È una prospettiva ambiziosa.
«Se un maestro d’ascia vuole costruire una barca di 80 metri deve essere ambizioso, o colerà a picco. È la condizione necessaria, la spinta a superare un nuovo giorno. E poi, è la cosa più divertente di un processo creativo, perché ti porta in terreni non battuti. Un marinaio va in alto mare: chi si muove in gommone a 20 metri dalla costa è solo un turista».

Di mare, di terra, di natura si parla molto nei tuoi testi. È il mondo da cui vieni?
«Sono nato a Buggerru, fra le montagne davanti al mare. Vengo da una famiglia di pescatori e minatori, persone che lavoravano sotto la terra e riemergevano solo a fine giornata. La mia infanzia è stata segnata da lunghe distanze, partenze, ritorni, fatti tragici. È il mio dizionario intimo, il bagaglio che mi porto appresso anche in mezzo ai palazzi e quando sono fermo al semaforo».

Si sente anche una ricerca letteraria.
«Ho letto Pavese, Steinbeck, Camus, e i sardi Giuseppe Dessì, Sebastiano Satta, Grazia Deledda, Gavino Ledda. E il più importante: Manlio Massole, un poeta di Buggerru che ha 86 anni. È stato maestro di scuola fino al ’72, insegnava a mio padre, e si licenziò per lavorare in miniera.

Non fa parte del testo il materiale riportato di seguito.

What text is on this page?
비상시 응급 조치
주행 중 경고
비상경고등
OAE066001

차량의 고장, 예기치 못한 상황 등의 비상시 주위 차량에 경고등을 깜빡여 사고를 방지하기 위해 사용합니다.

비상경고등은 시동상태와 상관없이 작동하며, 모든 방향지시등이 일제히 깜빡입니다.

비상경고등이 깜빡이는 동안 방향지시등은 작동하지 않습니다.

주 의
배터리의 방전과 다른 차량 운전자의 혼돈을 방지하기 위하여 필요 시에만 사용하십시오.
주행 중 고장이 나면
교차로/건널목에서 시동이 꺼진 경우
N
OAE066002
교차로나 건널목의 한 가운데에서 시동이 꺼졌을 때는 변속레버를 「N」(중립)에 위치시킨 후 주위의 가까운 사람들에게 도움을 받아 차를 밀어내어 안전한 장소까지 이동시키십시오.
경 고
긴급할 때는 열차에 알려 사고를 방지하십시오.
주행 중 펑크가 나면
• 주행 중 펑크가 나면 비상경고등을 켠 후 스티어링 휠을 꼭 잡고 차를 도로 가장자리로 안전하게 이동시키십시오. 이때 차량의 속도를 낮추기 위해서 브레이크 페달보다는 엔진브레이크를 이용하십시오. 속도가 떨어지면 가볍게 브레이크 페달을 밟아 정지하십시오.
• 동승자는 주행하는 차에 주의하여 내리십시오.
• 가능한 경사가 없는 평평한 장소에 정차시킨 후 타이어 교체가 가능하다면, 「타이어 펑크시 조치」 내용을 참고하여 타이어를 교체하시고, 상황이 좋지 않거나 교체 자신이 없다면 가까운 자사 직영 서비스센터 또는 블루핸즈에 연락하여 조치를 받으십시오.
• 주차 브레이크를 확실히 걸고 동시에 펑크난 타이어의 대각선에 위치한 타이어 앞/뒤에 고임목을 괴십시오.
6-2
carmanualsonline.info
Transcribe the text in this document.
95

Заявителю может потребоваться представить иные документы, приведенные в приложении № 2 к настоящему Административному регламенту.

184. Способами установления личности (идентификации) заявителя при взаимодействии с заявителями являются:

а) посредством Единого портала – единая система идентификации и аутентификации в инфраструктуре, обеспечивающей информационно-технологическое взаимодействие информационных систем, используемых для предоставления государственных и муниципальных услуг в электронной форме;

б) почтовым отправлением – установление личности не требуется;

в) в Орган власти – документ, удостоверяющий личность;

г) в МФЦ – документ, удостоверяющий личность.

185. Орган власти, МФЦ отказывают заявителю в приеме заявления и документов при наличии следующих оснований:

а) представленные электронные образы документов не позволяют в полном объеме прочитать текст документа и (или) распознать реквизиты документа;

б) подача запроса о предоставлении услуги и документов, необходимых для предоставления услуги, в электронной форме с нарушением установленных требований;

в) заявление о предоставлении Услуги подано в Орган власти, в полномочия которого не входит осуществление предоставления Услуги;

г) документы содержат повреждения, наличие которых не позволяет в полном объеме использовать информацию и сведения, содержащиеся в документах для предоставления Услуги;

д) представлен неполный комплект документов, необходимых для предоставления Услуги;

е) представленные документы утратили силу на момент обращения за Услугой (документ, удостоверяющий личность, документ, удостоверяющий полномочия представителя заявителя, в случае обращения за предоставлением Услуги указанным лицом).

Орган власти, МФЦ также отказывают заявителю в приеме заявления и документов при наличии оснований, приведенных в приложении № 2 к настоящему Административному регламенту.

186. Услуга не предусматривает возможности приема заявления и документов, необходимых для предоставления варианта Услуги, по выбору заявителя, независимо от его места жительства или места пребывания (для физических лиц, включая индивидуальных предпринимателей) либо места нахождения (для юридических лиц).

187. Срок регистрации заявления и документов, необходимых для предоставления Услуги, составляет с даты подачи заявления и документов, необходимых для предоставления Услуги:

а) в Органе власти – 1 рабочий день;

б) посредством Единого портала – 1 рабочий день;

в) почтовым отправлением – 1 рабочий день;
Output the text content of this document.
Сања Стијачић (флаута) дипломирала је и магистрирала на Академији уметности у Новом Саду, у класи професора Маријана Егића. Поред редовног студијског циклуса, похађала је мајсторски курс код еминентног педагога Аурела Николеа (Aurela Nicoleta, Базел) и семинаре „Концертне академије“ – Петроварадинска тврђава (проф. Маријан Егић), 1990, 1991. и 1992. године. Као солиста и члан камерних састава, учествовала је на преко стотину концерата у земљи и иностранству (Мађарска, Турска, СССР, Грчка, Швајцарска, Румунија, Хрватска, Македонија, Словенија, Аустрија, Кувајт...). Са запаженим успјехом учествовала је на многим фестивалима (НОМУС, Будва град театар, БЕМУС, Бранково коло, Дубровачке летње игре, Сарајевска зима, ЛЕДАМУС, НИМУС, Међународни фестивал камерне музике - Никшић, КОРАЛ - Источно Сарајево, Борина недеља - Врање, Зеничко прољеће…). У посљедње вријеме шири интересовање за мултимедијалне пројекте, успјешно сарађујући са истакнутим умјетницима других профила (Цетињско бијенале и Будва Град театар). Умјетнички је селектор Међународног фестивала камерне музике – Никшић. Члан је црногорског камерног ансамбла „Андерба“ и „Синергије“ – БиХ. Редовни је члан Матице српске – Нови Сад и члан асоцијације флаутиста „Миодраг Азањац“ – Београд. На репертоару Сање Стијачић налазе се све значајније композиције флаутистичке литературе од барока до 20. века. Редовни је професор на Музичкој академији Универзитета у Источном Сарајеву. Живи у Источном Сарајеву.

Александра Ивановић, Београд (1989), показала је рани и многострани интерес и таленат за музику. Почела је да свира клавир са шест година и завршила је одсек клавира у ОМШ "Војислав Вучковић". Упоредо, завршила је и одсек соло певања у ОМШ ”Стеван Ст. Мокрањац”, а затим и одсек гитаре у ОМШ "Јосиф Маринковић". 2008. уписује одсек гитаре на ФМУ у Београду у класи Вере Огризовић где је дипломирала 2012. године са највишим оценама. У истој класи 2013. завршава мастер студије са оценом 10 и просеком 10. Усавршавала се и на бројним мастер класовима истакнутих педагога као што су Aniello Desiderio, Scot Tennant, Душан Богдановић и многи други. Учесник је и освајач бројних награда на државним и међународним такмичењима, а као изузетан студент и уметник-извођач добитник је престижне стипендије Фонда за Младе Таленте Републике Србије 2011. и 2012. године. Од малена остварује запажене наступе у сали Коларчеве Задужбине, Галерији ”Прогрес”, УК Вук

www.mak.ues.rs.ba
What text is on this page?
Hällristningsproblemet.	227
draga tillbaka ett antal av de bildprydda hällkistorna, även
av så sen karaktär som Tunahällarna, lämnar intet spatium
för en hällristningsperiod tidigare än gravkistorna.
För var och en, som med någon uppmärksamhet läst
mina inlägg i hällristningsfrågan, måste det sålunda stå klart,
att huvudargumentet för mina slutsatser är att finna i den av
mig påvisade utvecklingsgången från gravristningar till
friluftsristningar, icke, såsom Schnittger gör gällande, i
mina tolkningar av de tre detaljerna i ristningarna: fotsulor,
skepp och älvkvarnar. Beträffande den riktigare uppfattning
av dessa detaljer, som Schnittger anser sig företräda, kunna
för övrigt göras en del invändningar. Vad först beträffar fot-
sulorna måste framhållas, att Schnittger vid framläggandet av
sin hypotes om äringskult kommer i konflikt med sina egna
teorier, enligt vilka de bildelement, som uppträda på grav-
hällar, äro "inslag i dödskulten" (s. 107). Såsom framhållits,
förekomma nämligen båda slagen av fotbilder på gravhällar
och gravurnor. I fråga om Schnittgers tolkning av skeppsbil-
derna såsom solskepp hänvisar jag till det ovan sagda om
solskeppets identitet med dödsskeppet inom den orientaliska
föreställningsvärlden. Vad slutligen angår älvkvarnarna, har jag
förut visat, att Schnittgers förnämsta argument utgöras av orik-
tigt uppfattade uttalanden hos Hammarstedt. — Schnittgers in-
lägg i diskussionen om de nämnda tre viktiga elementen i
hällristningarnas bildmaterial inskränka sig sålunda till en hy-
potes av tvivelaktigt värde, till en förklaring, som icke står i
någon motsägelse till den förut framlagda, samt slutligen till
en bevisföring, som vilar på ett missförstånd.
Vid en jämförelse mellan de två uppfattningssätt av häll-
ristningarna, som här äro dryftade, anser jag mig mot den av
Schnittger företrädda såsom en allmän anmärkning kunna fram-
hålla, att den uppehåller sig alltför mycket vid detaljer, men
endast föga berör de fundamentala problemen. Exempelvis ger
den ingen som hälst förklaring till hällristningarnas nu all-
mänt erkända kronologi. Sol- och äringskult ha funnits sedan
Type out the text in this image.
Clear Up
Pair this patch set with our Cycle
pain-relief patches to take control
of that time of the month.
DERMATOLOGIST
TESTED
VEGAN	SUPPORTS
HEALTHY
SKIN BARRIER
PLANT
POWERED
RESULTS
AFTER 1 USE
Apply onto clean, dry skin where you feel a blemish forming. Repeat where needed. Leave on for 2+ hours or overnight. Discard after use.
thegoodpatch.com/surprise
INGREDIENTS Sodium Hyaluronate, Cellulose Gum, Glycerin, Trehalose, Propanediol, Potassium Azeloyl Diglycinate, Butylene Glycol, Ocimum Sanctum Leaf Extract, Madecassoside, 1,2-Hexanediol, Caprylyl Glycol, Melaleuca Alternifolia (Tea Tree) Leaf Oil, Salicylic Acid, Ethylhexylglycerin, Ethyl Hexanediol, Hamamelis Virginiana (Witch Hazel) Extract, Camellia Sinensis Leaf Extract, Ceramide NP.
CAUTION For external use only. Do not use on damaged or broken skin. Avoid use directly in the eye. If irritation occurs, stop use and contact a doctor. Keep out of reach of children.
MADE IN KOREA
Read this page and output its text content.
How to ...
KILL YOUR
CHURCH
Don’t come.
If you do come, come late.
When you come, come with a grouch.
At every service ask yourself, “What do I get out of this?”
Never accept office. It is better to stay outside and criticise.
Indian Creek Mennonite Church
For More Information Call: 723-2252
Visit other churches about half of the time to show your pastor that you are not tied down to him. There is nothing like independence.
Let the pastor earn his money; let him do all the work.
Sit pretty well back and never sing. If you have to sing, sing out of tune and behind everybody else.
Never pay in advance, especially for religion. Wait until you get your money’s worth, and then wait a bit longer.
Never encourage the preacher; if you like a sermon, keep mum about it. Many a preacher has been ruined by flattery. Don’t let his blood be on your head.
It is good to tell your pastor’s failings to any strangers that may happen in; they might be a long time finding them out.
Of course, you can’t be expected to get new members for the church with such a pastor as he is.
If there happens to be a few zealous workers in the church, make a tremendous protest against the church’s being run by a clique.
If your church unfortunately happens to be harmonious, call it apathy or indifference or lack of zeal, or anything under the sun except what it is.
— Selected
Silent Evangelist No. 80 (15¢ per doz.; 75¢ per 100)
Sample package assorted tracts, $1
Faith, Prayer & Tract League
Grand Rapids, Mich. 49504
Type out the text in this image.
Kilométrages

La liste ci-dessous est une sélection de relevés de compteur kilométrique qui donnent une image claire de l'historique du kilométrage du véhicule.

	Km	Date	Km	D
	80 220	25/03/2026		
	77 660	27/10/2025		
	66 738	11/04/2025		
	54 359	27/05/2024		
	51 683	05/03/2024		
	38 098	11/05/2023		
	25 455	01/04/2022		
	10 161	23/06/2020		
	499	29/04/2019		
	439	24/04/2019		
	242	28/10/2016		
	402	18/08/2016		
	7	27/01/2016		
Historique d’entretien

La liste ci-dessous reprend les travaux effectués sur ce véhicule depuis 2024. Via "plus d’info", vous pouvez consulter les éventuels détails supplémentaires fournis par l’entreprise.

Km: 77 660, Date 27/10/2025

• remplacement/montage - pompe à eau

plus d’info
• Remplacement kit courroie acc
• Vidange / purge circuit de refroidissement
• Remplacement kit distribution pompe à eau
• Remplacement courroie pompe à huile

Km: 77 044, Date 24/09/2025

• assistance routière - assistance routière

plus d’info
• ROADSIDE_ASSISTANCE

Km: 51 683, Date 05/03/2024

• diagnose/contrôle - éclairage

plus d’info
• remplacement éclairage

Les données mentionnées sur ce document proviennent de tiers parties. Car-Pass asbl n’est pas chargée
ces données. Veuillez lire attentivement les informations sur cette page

Ha scritto cose meravigliose, come le raccolte di poesie “Risacca” del 1968 e “Betgher: il lungo dolore”, nel ’76. Con lui ho parlato a lungo».

Hai detto più volte che farai musica unicamente alle tue condizioni. Quali?
«La mia linea guida è semplice: non fare cose che ti imbarazzano. Compromessi mai, sono stato educato così. Sono più le collaborazioni che ho rifiutato di quelle che ho fatto, mi hanno anche proposto un talent show. Ma non mi interessa avere 50mila spettatori in più. Io sto cercando di costrurmi, piano piano, un’autorevolezza».